Le Borse sembrano aver accusato il colpo. I timori di una escalation hanno zavorrato i listini, quelli europei soprattutto. Nell'incertezza, sembrano aver detto i mercati, meglio vendere. Magari anche incassando le plusvalenze di due anni di Borse galoppanti. Ma, chiusi gli scambi, a mente fredda, la domanda attorno alla quale gli investitori stanno ragionando è: quanto può durare questa ennesima crisi? «Epic Fury, True Promise, Judah's Shield. I rispettivi nomi delle operazioni militari di Stati Uniti, Iran e Israele», spiega Elliot Hentov, chief macro policy strategist di State Street, «suggeriscono un punto di rottura di natura quasi biblica nell'ordine regionale. Tuttavia, lo slogan dei mercati è più simile a "Passerà anche questa"». Secondo l'analista, esperto di questioni mediorientali, insomma, si avrà «una parziale normalizzazione nell'arco di alcune settimane».

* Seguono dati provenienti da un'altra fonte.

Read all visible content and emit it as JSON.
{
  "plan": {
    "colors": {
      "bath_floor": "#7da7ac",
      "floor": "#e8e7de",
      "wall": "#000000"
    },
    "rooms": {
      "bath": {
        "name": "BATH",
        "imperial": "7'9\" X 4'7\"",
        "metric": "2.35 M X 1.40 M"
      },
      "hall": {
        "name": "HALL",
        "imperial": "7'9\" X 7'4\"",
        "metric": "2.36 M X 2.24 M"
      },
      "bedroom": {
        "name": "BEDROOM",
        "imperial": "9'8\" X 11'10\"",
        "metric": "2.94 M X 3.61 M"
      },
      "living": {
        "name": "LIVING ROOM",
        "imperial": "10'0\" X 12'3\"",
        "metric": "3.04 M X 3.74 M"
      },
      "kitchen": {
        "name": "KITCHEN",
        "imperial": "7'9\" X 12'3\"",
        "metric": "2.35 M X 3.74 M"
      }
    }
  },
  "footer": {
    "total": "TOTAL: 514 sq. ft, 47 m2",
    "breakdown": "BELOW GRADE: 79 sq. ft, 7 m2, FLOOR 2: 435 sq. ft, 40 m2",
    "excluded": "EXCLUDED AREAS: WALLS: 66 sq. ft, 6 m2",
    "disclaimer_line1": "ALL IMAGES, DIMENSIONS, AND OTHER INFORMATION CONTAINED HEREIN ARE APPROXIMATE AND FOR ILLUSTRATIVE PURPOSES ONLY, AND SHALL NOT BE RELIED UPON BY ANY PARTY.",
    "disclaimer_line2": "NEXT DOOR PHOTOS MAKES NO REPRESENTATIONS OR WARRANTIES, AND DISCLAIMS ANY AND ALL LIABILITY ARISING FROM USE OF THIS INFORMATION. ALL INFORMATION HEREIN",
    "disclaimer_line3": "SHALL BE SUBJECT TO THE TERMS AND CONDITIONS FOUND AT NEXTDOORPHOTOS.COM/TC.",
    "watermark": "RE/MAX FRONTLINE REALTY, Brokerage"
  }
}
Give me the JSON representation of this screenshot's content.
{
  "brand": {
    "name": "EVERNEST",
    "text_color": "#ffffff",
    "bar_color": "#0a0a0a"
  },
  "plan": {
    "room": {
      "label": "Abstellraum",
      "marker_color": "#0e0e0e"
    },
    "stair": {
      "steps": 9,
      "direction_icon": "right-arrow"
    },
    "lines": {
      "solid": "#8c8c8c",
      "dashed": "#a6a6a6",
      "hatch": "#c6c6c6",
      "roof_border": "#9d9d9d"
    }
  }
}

Anche Standard&Poor's, che ieri ha diffuso un'analisi sulla situazione in Medio oriente, non si è discostata molto da queste conclusioni. «Il nostro scenario di base», si legge nel rapporto, «rimane quello di un conflitto militare relativamente breve. Tuttavia, le dichiarazioni pubbliche relative alle operazioni militari statunitensi della durata massima di un mese e la natura degli obiettivi militari statunitensi e israeliani compreso il cambio di regime», spiega ancora S&P, «sono di gran lunga più ampi rispetto a quelli relativi alla guerra di 12 giorni del giugno 2025». Secondo il fondo di investimento Amundi «la durata del conflitto dipende dall'entità delle capacità missilistiche dell'Iran. Vi sono alcune notizie», spiega in un report, «secondo cui le capacità missilistiche dell'Iran potrebbero già essere state dimezzate. Gli attacchi indiscriminati iraniani in questo momento, con lanci in tutte le direzioni, sono probabilmente un segnale di difficoltà più che una strategia militare ben coordinata, simile a un esercito in ritirata che impiega tattiche di "terra bruciata": bruciando qualsiasi cosa per creare quanto più caos possibile».